ルーグにハリツバメに飲ませる水を用意するように指示を出すと、ハリツバメが運んできた手紙を受け取って広げる。
「モンスターが呼んでる?」
手紙には黒髪黒目の人間をモンスターが呼んでるから南門まですぐに来て欲しいとだけ書かれている。
「どういうこと?」
「分からんが行ってくるか。ルーグはついてくるなよ」
危険も考慮してルーグには客が来る予定もない店番を任せたナナシは南門まで向かった。走る様子もなく、普通に歩いて。
「やっときたか」
門番はそれだけ言うと受付の戸を開けてナナシを中に入れた。
「こいつなんだよ。暴れるわけでもないし、つけちゃいないが従魔の輪持ってるからな」
「追い返そうにも動かないんで、とりあえずお前を呼んでみた」
門番たちの視線の先――赤い、わずかにゴツゴツした宝箱。
それは蓋の部分をパカパカと開けたり閉じたりして音を出しながら跳ねて、ナナシの周りをくるくると回る。
「ミミック?」
動くのをやめたミミックはパコンっと口を閉じるとナナシに見えるように1枚の紙を取り出した。
『イエス』
ナナシは一瞬の逡巡のあと、ミミックに声をかけた。
「おー、レインとこにしばらくいたあのミミックか」
『そうです』『探す』『あなた』
ミミックは単語の書かれた紙を次々に出していく。
意味としてはナナシを探していたということだろう。
門番たちは会話ができる程に賢いミミックに驚きが隠せない。
なにより、獣人だけでなく調教師でもないのにモンスターとも友好な関係を築いているのが不思議でならない。
「お前……モンスターにまで知り合いがいるのかよ」
「一時期こいつと共闘してたかんな」
「ダンジョンで閉じ込められでもしたのか」
このミミックほど賢いモンスターなら確かに共闘と可能だろう。しかし、モンスターと共闘というシチュエーションがダンジョンのモンスター部屋くらいしか思いつかない。
「そんなとこ。で、お前はなんの用だ?」
『一緒』『暮らす』『願う』
「別にいいぞ。けど、どうすっかな」
ミミックはナナシにテイムされるべく、持っていた従魔の輪を喜びに跳ねながらナナシに渡そうとするが、ナナシはすぐには受け取らなかった。
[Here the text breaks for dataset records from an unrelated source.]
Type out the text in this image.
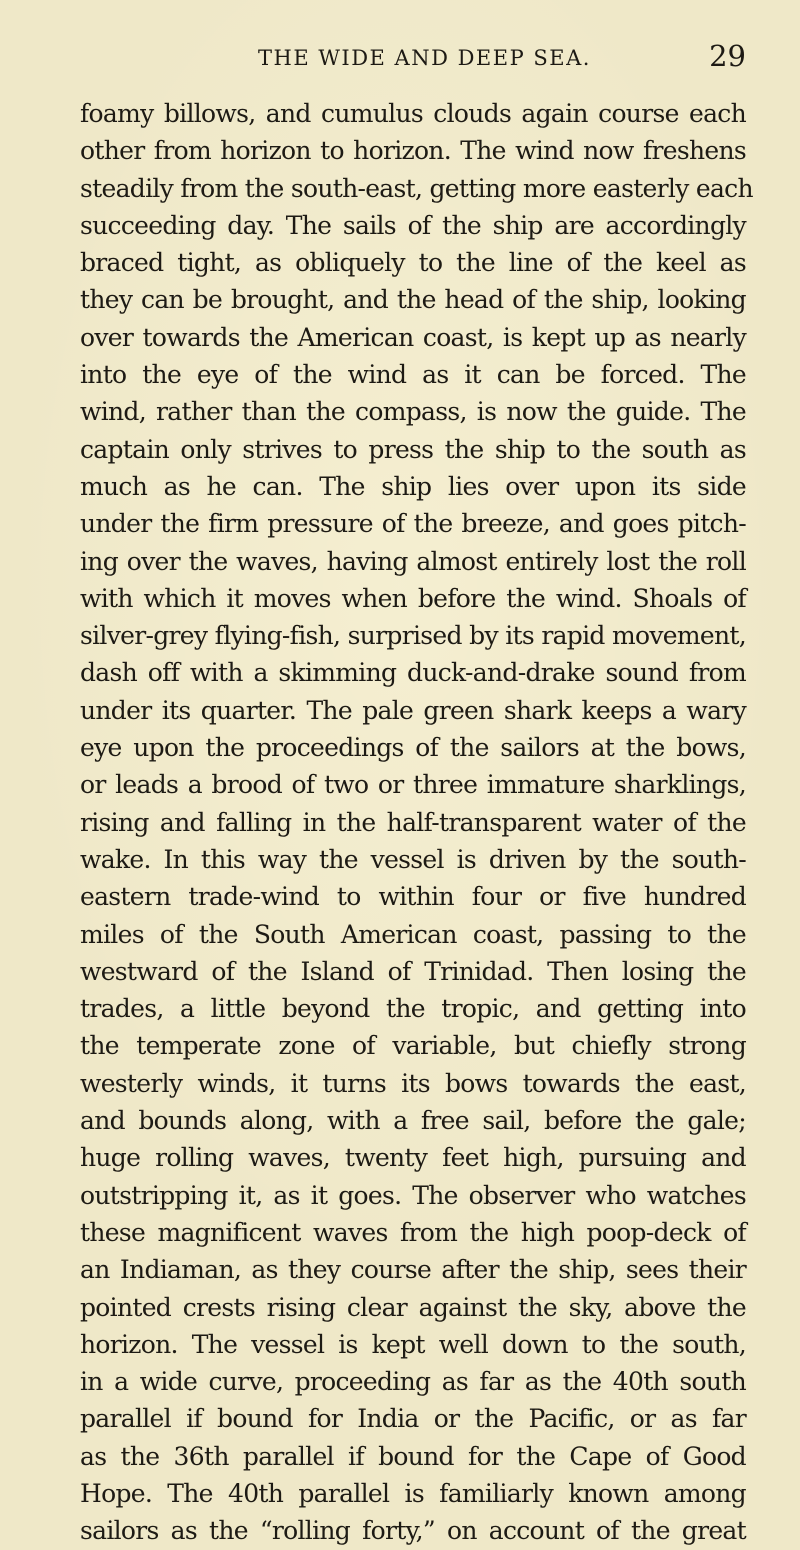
THE WIDE AND DEEP SEA.	29
foamy billows, and cumulus clouds again course each
other from horizon to horizon. The wind now freshens
steadily from the south-east, getting more easterly each
succeeding day. The sails of the ship are accordingly
braced tight, as obliquely to the line of the keel as
they can be brought, and the head of the ship, looking
over towards the American coast, is kept up as nearly
into the eye of the wind as it can be forced. The
wind, rather than the compass, is now the guide. The
captain only strives to press the ship to the south as
much as he can. The ship lies over upon its side
under the firm pressure of the breeze, and goes pitch-
ing over the waves, having almost entirely lost the roll
with which it moves when before the wind. Shoals of
silver-grey flying-fish, surprised by its rapid movement,
dash off with a skimming duck-and-drake sound from
under its quarter. The pale green shark keeps a wary
eye upon the proceedings of the sailors at the bows,
or leads a brood of two or three immature sharklings,
rising and falling in the half-transparent water of the
wake. In this way the vessel is driven by the south-
eastern trade-wind to within four or five hundred
miles of the South American coast, passing to the
westward of the Island of Trinidad. Then losing the
trades, a little beyond the tropic, and getting into
the temperate zone of variable, but chiefly strong
westerly winds, it turns its bows towards the east,
and bounds along, with a free sail, before the gale;
huge rolling waves, twenty feet high, pursuing and
outstripping it, as it goes. The observer who watches
these magnificent waves from the high poop-deck of
an Indiaman, as they course after the ship, sees their
pointed crests rising clear against the sky, above the
horizon. The vessel is kept well down to the south,
in a wide curve, proceeding as far as the 40th south
parallel if bound for India or the Pacific, or as far
as the 36th parallel if bound for the Cape of Good
Hope. The 40th parallel is familiarly known among
sailors as the “rolling forty,” on account of the great
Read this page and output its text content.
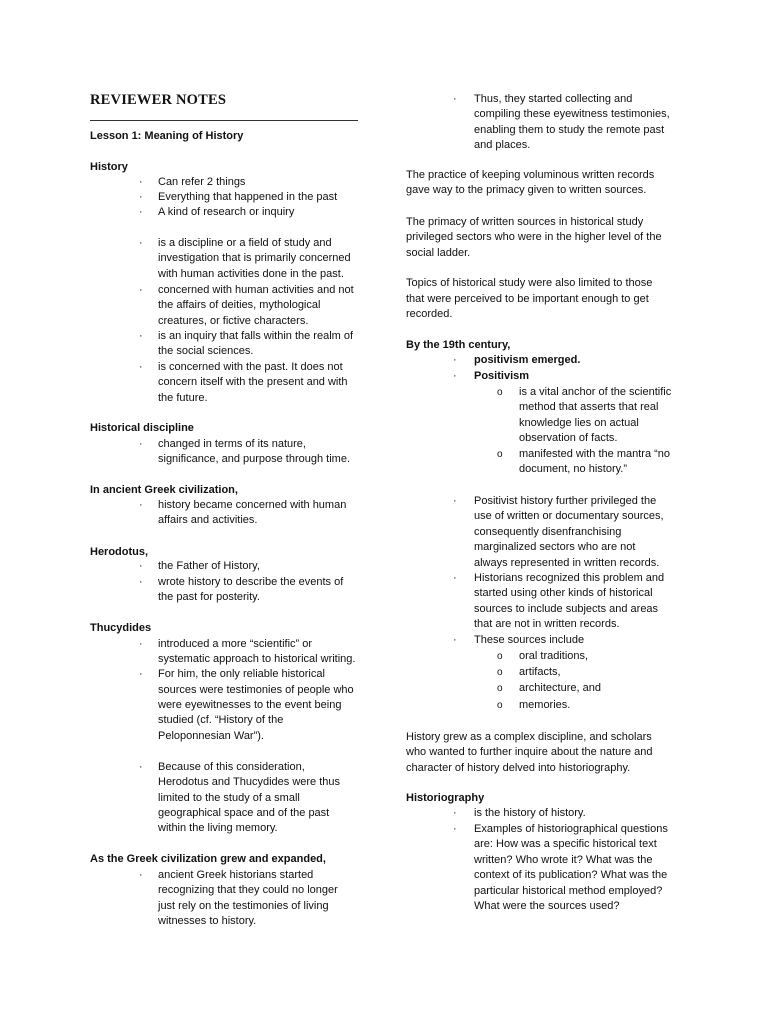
REVIEWER NOTES
Lesson 1: Meaning of History
History
· Can refer 2 things
· Everything that happened in the past
· A kind of research or inquiry
· is a discipline or a field of study and
investigation that is primarily concerned
with human activities done in the past.
· concerned with human activities and not
the affairs of deities, mythological
creatures, or fictive characters.
· is an inquiry that falls within the realm of
the social sciences.
· is concerned with the past. It does not
concern itself with the present and with
the future.
Historical discipline
· changed in terms of its nature,
significance, and purpose through time.
In ancient Greek civilization,
· history became concerned with human
affairs and activities.
Herodotus,
· the Father of History,
· wrote history to describe the events of
the past for posterity.
Thucydides
· introduced a more “scientific” or
systematic approach to historical writing.
· For him, the only reliable historical
sources were testimonies of people who
were eyewitnesses to the event being
studied (cf. “History of the
Peloponnesian War”).
· Because of this consideration,
Herodotus and Thucydides were thus
limited to the study of a small
geographical space and of the past
within the living memory.
As the Greek civilization grew and expanded,
· ancient Greek historians started
recognizing that they could no longer
just rely on the testimonies of living
witnesses to history.
· Thus, they started collecting and
compiling these eyewitness testimonies,
enabling them to study the remote past
and places.
The practice of keeping voluminous written records
gave way to the primacy given to written sources.
The primacy of written sources in historical study
privileged sectors who were in the higher level of the
social ladder.
Topics of historical study were also limited to those
that were perceived to be important enough to get
recorded.
By the 19th century,
· positivism emerged.
· Positivism
o is a vital anchor of the scientific
method that asserts that real
knowledge lies on actual
observation of facts.
o manifested with the mantra “no
document, no history.”
· Positivist history further privileged the
use of written or documentary sources,
consequently disenfranchising
marginalized sectors who are not
always represented in written records.
· Historians recognized this problem and
started using other kinds of historical
sources to include subjects and areas
that are not in written records.
· These sources include
o oral traditions,
o artifacts,
o architecture, and
o memories.
History grew as a complex discipline, and scholars
who wanted to further inquire about the nature and
character of history delved into historiography.
Historiography
· is the history of history.
· Examples of historiographical questions
are: How was a specific historical text
written? Who wrote it? What was the
context of its publication? What was the
particular historical method employed?
What were the sources used?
ハリツバメを除いてテイムされていないモンスターを街の中には入れない。
それにナナシはテイムのために必要なものを持ってない。
「どうした、テイムしてやれよ」
「真名が必要だろ。俺は記憶なくしってから出来ねぇんだよ」
「そういやそうだったな」
行き詰まっていると1組の冒険者パーティーが職人街に戻ってくる。
冒険者たちは受付の中にナナシがいるのを目ざとく見つけると、ナナシにも声をかけてきた。1人は前に1度ナナシの鍛冶屋に来たこともある。
「門番の手伝いか?」
「ちげーよ」
ナナシの言葉にそうだとでもいうように、ナナシの足下でパカパカとミミックが音を立てる。
なんの音だと警戒を始める冒険者たちにナナシは1度屈んでミミックをカウンターまで登らせた。
「ミミック!?」
ミミックに一瞬警戒するが、従魔の輪に気がついた冒険者パーティーはすぐに敵意を引っ込めた。
『はじめまして』
ミミックが単語カードを見せてきたことで冒険者パーティーは混乱する。こんなミミックは見たことがない。
「テイムされに来たらしいんだけどな。生憎と俺にゃ名前がねぇ」
「そうだったな」
名前がないことはこの街に鍛冶師として来たときから言っているので古参の冒険者なんかには周知の事実だ。
「あ、でもできるかもだよ。知り合いにテイマーがいるんだけど、なんだっけな」
『早く早く』
「待ってね、すぐ思い出すから」
ミミックに急かされながら、冒険者は必死に思い出すために記憶を手繰る。自分がテイマーなるつもりもなく、話なんて半分聞き流していたからうろ覚えなのである。
「思い出した。仮契約ってモンスターと意思と名前をつけてあげれば出来るんだって。あと従魔の輪」
「じゃあ、やるか」
冒険者パーティーも滅多に見れないテイム場面を見たいのかその場から離れない。
ミミックにつける名前に悩むかと思えばナナシはすぐに決めたようで、ミミックの持っていた従魔の輪をミミックの上に乗せる。
「ミックでいいか」
その瞬間、従魔の輪が一瞬強い光を放ちミミックの頭に王冠のようにくっついた。一応、テイム成功の様だ。
喜びに跳ね回るミックは、ナナシの安直な名前になにか言いたげにしていた冒険者らに無言の圧力をかけ何も言わせなかった。
従魔の輪
モンスターをテイムするのに必要なもの。
これをつけているとテイマーと主従関係になるが全く逆らえなくなるというわけでもない。
なお、従魔の輪があっても巨大だったり、元が凶暴性の高いモンスターの場合は街などに入ることが出来ないことがほとんど。